During the session, the NRC rejected an industry effort
to redefine "100 percent" in a key clause in the order, issued Feb.
11 to owners of nuclear power stations with reactors similar to
Davis-Besse’s.
It requires a visual inspection of 100 percent
of the bare metal on the reactor pressure vessel head.
That
is the top of the thick steel container that holds tons of
radioactive material under high pressure.
FirstEnergy, which
owns the Davis-Besse Nuclear Power Station, found a football-sized
hole in the steel container in March, the result of a leak of
corrosive acid that went uncorrected for years. NRC described the
episode as the most serious safety lapse in recent
history.
The Nuclear Energy Institute, an industry group in
Washington, quickly objected to the 100-percent inspection
requirement. Alexander Marion, the group’s director of engineering,
argued that workers at many nuclear plants are unable to see 100
percent of the reactor vessel head surface because of
obstructions.
Complete inspections would be unnecessarily
costly, with owners required to remove and replace insulation and
other components during plant shutdowns, Mr.

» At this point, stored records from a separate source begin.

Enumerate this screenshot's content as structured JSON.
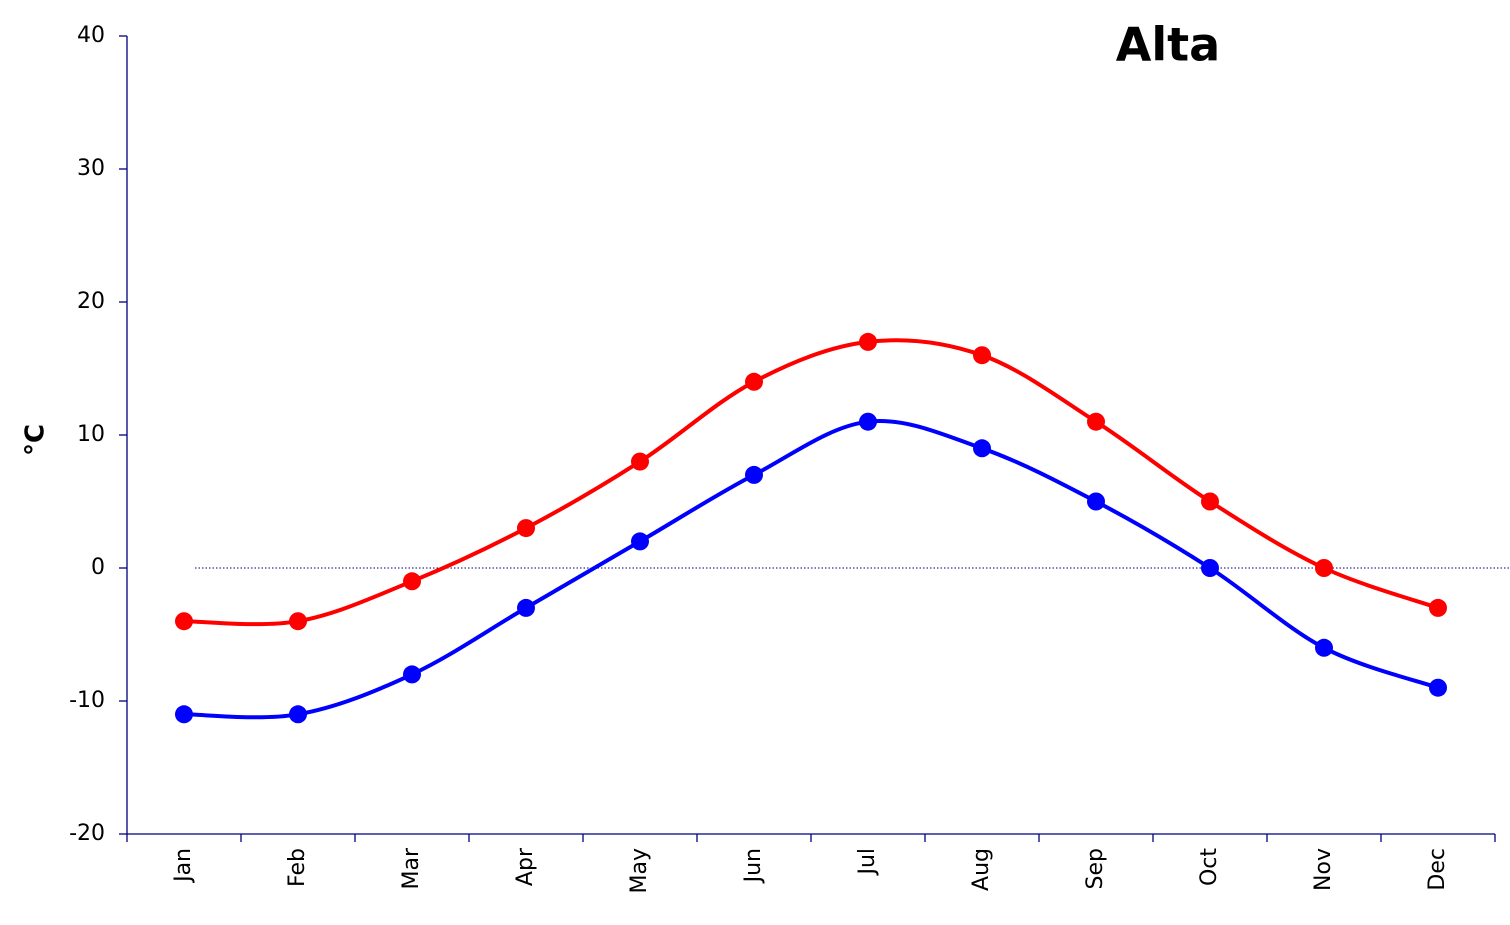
{
  "chart_data": {
    "type": "line",
    "title": "Alta",
    "y_label": "°C",
    "categories": [
      "Jan",
      "Feb",
      "Mar",
      "Apr",
      "May",
      "Jun",
      "Jul",
      "Aug",
      "Sep",
      "Oct",
      "Nov",
      "Dec"
    ],
    "series": [
      {
        "color": "#ff0000",
        "values": [
          -4,
          -4,
          -1,
          3,
          8,
          14,
          17,
          16,
          11,
          5,
          0,
          -3
        ]
      },
      {
        "color": "#0000ff",
        "values": [
          -11,
          -11,
          -8,
          -3,
          2,
          7,
          11,
          9,
          5,
          0,
          -6,
          -9
        ]
      }
    ],
    "ylim": [
      -20,
      40
    ],
    "yticks": [
      -20,
      -10,
      0,
      10,
      20,
      30,
      40
    ],
    "smooth": true,
    "zero_line": true
  }
}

Marion
suggested.
Mr. Marion asked NRC to define "100 percent" in
the new order according to an obscure clause in the agency’s
existing regulations.
It would let owners get by with
inspecting "essentially 100 percent" of the reactor vessel head,
which the regulations define as at least 91 percent.
"With
the order, 100 percent does mean 100 percent," NRC’s Alan Hiser told
Mr. Marion. "There’s nothing intended there to allow lesser
inspections."
"Unreasonable and burdensome," Mr. Marion later
grumbled, referring to certain requirements in the order.
NRC
staff, however, said nuclear power plant owners could apply for
"relief" from provisions that were unusually difficult to comply
with.
Mr. Sheron said waiver requests would be considered on
an individual basis. Some, he said, would require approval from the
top official in NRC reactor regulation division.
The new
order also requires plant operators to do additional inspections for
leaks in plumbing connections located above the reactor pressure
vessel. Water flowing through the pipes contains boric acid, the
corrosive material that ate into the Davis-Besse pressure
vessel.
Mr. Sheron said boric acid leaks at other nuclear
power plants continue to bewilder and concern NRC
officials.
Most plants, he said, have some "unidentified
leakage" of the solution of water and boric acid used to cool the
nuclear reactor. It’s categorized as "unidentified leakage" because
nobody is certain exactly which pipe fittings or other components
are leaking.
Ideally, the leakage amounts to less than one
gallon per minute. But some plants lose 10 gallons a minute,
amounting to huge quantities of boric acid each year, he
explained.
"The question we scratch our heads about is where
that boric acid is going," Mr. Sheron said.
At Davis-Besse,
it accumulated in a difficult-to-see spot on the reactor pressure
vessel, quietly damaging the vessel.
Mr. Sheron said the NRC
is in the early stages of considering measures that would require
utilities to identify the leaks and account for each pound of lost
boric acid for added safety assurance.